Car les jeunes sont bien les premières victimes de la récession. Tous
ne la subissent pas aussi violemment. Plutôt que le portrait d'une
génération sacrifiée, ce rapport dessine la ligne de fracture entre deux
jeunesses qui s'éloignent l'une de l'autre.
La première est dotée de diplômes, ils continuent bon gré mal gré de
la protéger. La seconde en est dépourvue, elle est guettée par la
pauvreté. Ce sont ces 15 % de jeunes qui ne sont ni en études, ni en
formation, ni en emploi. Nulle part. Et que la puissance publique aide
peu.

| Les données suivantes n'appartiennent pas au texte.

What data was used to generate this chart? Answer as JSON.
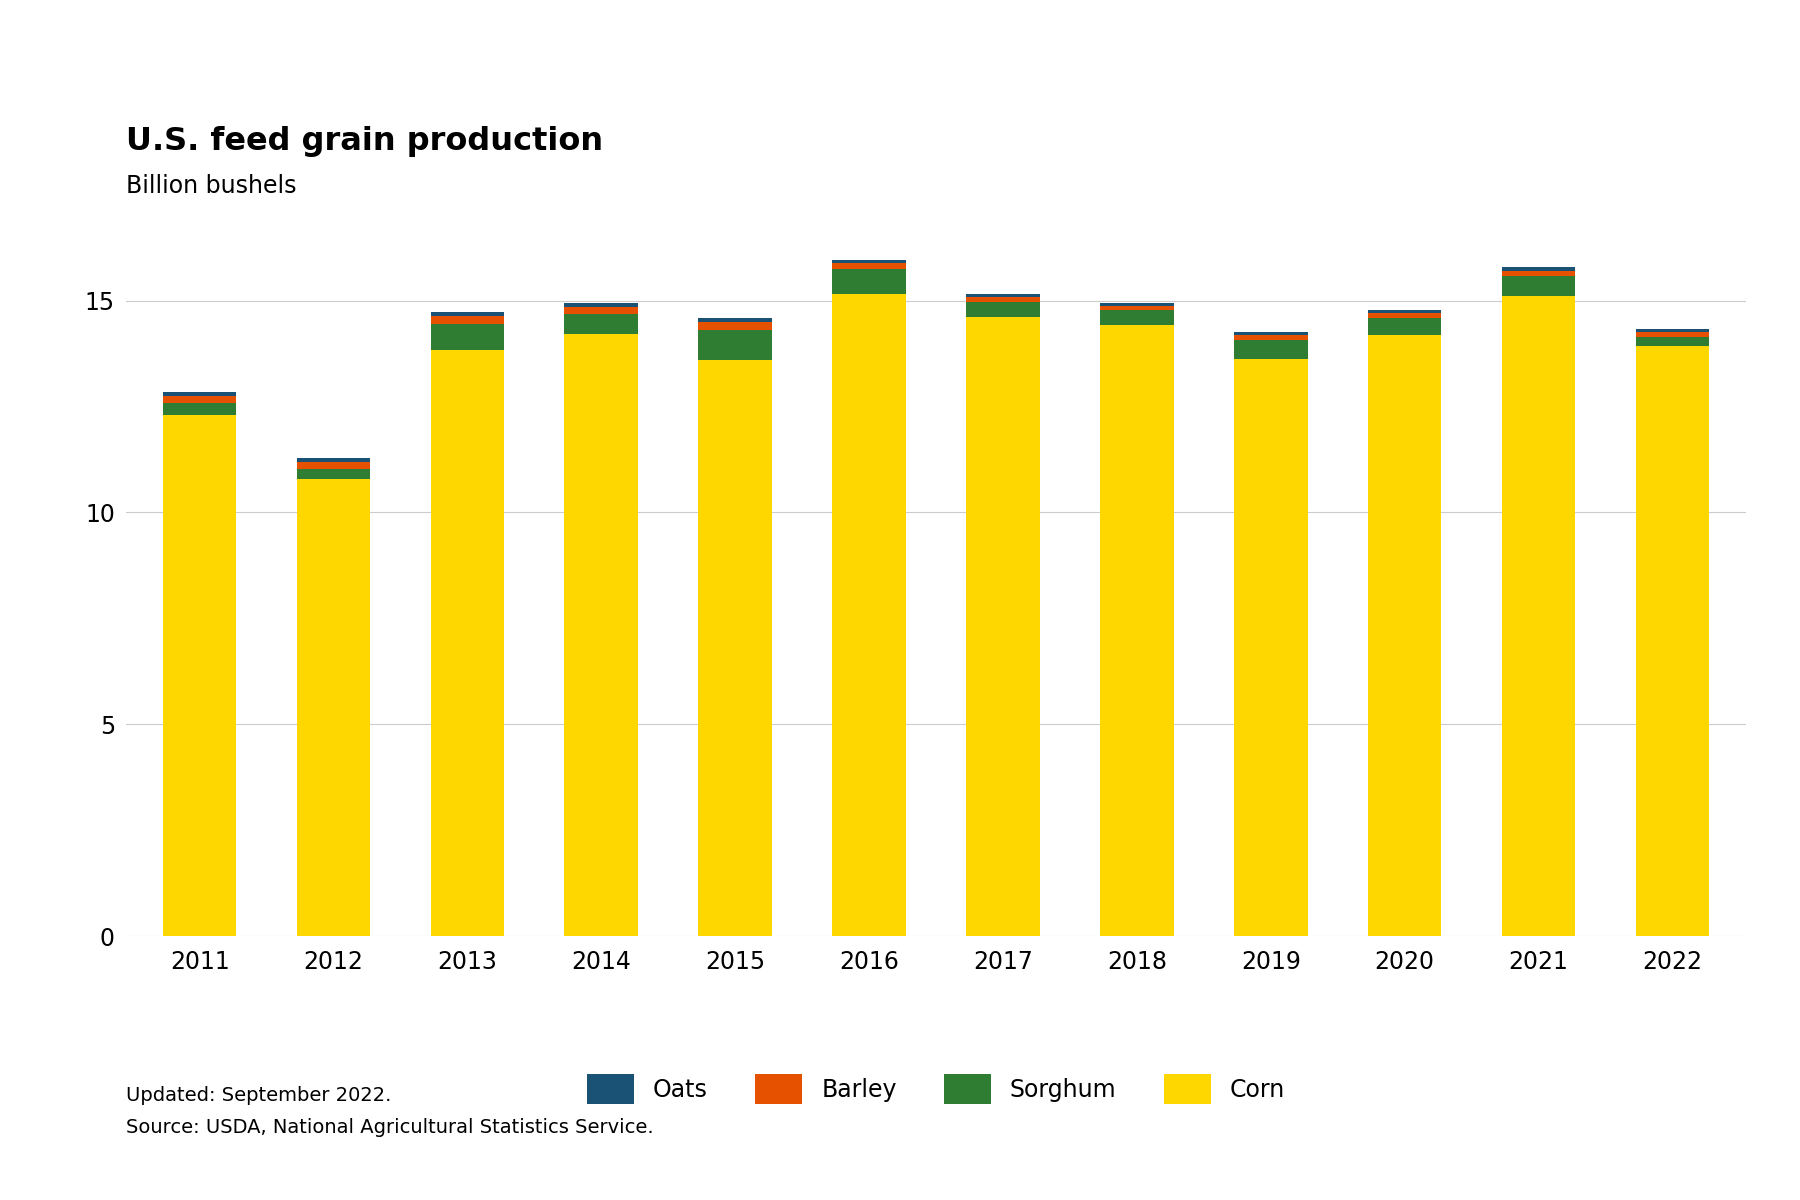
{
  "years": [
    2011,
    2012,
    2013,
    2014,
    2015,
    2016,
    2017,
    2018,
    2019,
    2020,
    2021,
    2022
  ],
  "corn": [
    12.31,
    10.78,
    13.83,
    14.22,
    13.6,
    15.15,
    14.61,
    14.42,
    13.62,
    14.18,
    15.12,
    13.93
  ],
  "sorghum": [
    0.28,
    0.25,
    0.61,
    0.47,
    0.72,
    0.59,
    0.35,
    0.36,
    0.46,
    0.41,
    0.46,
    0.21
  ],
  "barley": [
    0.16,
    0.16,
    0.19,
    0.17,
    0.17,
    0.15,
    0.13,
    0.1,
    0.11,
    0.13,
    0.13,
    0.12
  ],
  "oats": [
    0.09,
    0.09,
    0.1,
    0.09,
    0.09,
    0.08,
    0.08,
    0.07,
    0.07,
    0.07,
    0.08,
    0.07
  ],
  "colors": {
    "corn": "#FFD700",
    "sorghum": "#2E7D32",
    "barley": "#E65100",
    "oats": "#1A5276"
  },
  "title": "U.S. feed grain production",
  "ylabel": "Billion bushels",
  "ylim": [
    0,
    17
  ],
  "yticks": [
    0,
    5,
    10,
    15
  ],
  "footnote_line1": "Updated: September 2022.",
  "footnote_line2": "Source: USDA, National Agricultural Statistics Service.",
  "background_color": "#FFFFFF"
}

Le taux de pauvreté des 18-24 ans atteint 22,5 %. Depuis 2004, il a
progressé de 5 points. Au total, plus d'un million de jeunes sont
désormais confrontés à une situation de grande précarité.
Olivier Galland,
sociologue et directeur de recherche au CNRS, préside le conseil
scientifique de l'Injep, établissement public (créé en 1953, repensé en
2010) qui a notamment pour mission de dresser
tous les deux ans un état des lieux de la situation des jeunes en
France. Il évoque les conclusions du rapport auquel il a contribué.
Pourquoi avoir choisi le thème des inégalités au sein de la jeunesse ?
Ces dernières années, l'accent a surtout été mis sur
les inégalités intergénérationnelles. Or je ne crois pas à la théorie
de la "génération sacrifiée". C'est faire l'hypothèse que la génération des jeunes forme
un tout qui s'oppose aux générations aînées. Mais au sein même de la
jeunesse, l'hétérogénéité grandit. Dans les enquêtes et sondages, ni les
adultes ni encore moins les jeunes ne reconnaissent ce clivage
intergénérationnel. Les jeunes ne se sentent pas discriminés en tant que
génération. Sans doute parce qu'existent de très fortes solidarités
intergénérationnelles informelles à l'intérieur des familles - ce qui
renforce les inégalités entre jeunes selon qu'ils peuvent, ou non, être
aidés.
La famille demeure un soutien de poids ?
Les parents font des efforts extraordinaires pour les jeunes adultes,
qui ne sont pas les "Tanguy" que l'on décrit. Depuis quinze ans, l'âge
moyen de décohabitation n'a pas évolué significativement, il demeure aux
alentours de 20 ans. Contrairement au modèle nordique, où l'on part tôt
mais en étant ensuite très soutenu par la puissance publique, et au
modèle méditerranéen où l'on reste jusqu'à 30 ans chez les parents pour accumuler
des ressources, le modèle français est intermédiaire : on part assez
tôt mais en restant à proximité géographique, affective, matérielle de
la famille, dans un apprentissage progressif de l'autonomie.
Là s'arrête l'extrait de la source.